Matthew Perry is sitting on top of the world - make that on top of the Hollywood Hills. Well, actually, he is sitting on a couch, in his house near the top of the Hollywood Hills. But it is a nice house, with a spectacular view - smog notwithstanding - of Los Angeles to the south. There is a black Porsche sitting outside the secluded three-bedroom bungalow, which he moved into only four months ago. In the kitchen, there is a brand-new refrigerator, also black. "Pretty neat, huh?" Perry says as he grabs two Cokes from the fridge (not much else in there, by the way). And in the east bedroom, Hispanic workmen are busy putting the finishing touches on a mahogany monstrosity of shelves and drawers. "They're just making a desk in my office," says Perry - but then he catches himself. "I sounded so adult there - 'a desk in my office.' I even threw in the word 'office' just to make you really impressed."

He doesn't need to boast: Matthew Perry is obviously all grown up - and at just the right time. Now 26, the Ottawa native has caught a wave that is changing the face of network television, not to mention his material circumstances. In its first season last year, the half-hour NBC sitcom Friends, in which Perry co-stars as the wisecracking but basically unhappy Chandler in an ensemble cast of twenty-something’s, consistently ranked in the top 20 in the ratings, in many weeks grabbing the No. 3 spot, behind the long-running sitcom Seinfeld and the medical drama ER. During the summer, Friends was often the No. 1-rated show in rerun in the United States, and its season opener last week (on CanWest Global in Canada) was one of the most hotly anticipated premières of the new TV season.

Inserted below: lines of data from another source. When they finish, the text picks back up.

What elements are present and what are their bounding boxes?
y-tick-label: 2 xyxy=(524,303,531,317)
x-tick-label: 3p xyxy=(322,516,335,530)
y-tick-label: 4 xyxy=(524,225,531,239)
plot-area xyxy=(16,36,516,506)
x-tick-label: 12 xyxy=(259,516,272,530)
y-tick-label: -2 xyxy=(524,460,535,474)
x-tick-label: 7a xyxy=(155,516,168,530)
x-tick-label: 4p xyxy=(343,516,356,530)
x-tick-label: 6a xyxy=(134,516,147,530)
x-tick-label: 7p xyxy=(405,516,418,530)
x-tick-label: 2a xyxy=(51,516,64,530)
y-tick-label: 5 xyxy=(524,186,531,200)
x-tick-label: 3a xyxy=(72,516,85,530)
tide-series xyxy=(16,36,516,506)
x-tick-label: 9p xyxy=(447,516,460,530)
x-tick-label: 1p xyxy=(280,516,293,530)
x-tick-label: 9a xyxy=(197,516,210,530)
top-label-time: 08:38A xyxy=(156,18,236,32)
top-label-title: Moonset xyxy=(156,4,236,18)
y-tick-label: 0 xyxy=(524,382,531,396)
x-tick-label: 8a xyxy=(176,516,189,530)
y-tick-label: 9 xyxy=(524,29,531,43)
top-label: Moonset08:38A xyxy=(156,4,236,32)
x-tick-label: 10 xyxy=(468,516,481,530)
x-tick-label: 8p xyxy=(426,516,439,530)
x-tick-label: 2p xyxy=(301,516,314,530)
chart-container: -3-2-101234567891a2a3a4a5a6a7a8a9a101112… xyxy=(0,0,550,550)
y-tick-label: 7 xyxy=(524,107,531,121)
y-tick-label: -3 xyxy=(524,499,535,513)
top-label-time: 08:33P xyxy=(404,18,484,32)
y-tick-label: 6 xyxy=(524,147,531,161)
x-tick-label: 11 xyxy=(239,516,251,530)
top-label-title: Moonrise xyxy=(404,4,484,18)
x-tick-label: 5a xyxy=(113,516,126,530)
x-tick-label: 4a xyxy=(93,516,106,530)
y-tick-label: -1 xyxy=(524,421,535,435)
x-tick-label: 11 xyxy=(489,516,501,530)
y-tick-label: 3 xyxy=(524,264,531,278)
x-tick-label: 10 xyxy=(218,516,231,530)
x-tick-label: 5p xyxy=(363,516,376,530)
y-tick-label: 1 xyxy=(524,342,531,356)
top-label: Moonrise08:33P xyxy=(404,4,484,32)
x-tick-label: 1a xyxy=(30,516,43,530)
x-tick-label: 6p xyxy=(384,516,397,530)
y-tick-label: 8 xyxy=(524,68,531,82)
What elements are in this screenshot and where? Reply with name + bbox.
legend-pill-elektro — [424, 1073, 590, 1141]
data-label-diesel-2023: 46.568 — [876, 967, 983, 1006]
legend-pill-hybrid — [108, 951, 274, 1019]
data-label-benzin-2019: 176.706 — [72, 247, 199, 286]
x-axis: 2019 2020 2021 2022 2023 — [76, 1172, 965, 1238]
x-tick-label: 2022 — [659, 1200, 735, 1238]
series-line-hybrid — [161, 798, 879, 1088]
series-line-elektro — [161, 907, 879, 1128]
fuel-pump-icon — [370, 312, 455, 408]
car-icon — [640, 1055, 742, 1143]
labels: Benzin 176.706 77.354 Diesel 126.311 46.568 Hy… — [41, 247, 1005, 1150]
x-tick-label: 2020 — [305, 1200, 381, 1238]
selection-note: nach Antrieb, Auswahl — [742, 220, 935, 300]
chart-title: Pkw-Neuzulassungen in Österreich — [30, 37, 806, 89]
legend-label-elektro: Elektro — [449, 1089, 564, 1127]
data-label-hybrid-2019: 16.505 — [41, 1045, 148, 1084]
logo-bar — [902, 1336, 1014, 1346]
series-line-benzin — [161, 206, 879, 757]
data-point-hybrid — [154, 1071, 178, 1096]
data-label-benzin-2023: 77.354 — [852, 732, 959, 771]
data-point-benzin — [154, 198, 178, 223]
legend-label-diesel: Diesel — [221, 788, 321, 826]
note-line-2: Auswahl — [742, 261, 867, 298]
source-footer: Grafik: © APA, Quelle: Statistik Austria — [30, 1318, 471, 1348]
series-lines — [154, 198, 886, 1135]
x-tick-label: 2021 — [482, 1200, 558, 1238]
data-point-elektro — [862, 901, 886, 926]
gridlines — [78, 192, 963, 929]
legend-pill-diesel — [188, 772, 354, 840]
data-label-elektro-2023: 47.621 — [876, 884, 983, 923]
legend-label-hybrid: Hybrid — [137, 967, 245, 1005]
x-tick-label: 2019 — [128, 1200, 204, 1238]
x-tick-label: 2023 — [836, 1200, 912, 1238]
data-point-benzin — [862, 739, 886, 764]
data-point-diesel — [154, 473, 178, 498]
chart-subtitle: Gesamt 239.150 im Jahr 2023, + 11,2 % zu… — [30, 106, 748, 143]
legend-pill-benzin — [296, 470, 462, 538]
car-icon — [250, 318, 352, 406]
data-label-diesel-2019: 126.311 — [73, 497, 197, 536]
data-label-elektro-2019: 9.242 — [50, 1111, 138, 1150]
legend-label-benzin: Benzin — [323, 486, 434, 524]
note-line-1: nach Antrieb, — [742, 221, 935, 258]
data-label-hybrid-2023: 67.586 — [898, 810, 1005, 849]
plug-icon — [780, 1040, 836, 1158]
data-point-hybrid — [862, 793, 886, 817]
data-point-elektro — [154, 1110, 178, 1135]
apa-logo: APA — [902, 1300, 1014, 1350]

Call it the Friends phenomenon. The faces of the cast - Perry, David Schwimmer (Ross), Matt LeBlanc (Joey), Lisa Kudrow (Phoebe), Jennifer Aniston (Rachel) and Courteney Cox (Monica) - have been staples of lifestyle and entertainment magazine covers for the past year. The show's theme son, an insipidly catch tune called I'll Be There For You, topped the pop charts this summer. Even Maurice - the cute little monkey owned by Ross on the show - got some high-profile movie work during the off-season with a starring role in the Dustin Hoffman thriller Outbreak.

As a successful Generation X sitcom, the show is a break-through. And that does not surprise Perry, who ascribes the success of Friends to a simple fact: "I knew that it was good from the time I read the pilot." He adds, "It is character-driven comedy, that comes from conversation, not situation. And it is intelligent."

The premise is simple. Three attractive young women and three attractive young men hang out in a New York City apartment, drink coffee and make jokes. They are single and basically dissatisfied, too busy struggling with their dead-end jobs, their failed sex lives and their feelings for one another to settle down and make babies. The show pushes all the now-familiar buttons of Generation X: dissatisfaction with middle-class jobs and values, sexual angst in the age of AIDS, the disintegration of the nuclear family, and - most tellingly - fear of commitment to either love or career.

Like it or not, that recipe provides the dominant flavour of the new TV season. In the wake of Friends, the old baby-boomer formulas for attracting audiences are fading, and all the Big Four U.S. networks - NBC, ABC, CBS and Fox - are scrambling to snare younger viewers. This season, the nets have produced a host of Friends clones - among them Caroline in the City and The Single Guy (NBC), Too Something and Partners (Fox), The Drew Carey Show (ABC), and Can't Hurry Love (CBS). Such cloning, of course, has long been a fact of life in a medium remarkable for its lack of originality. But the Friends phenomenon is the hallmark of something different in television. Boomers and seniors beware: TV in the lingo of media analysts, is "aging down."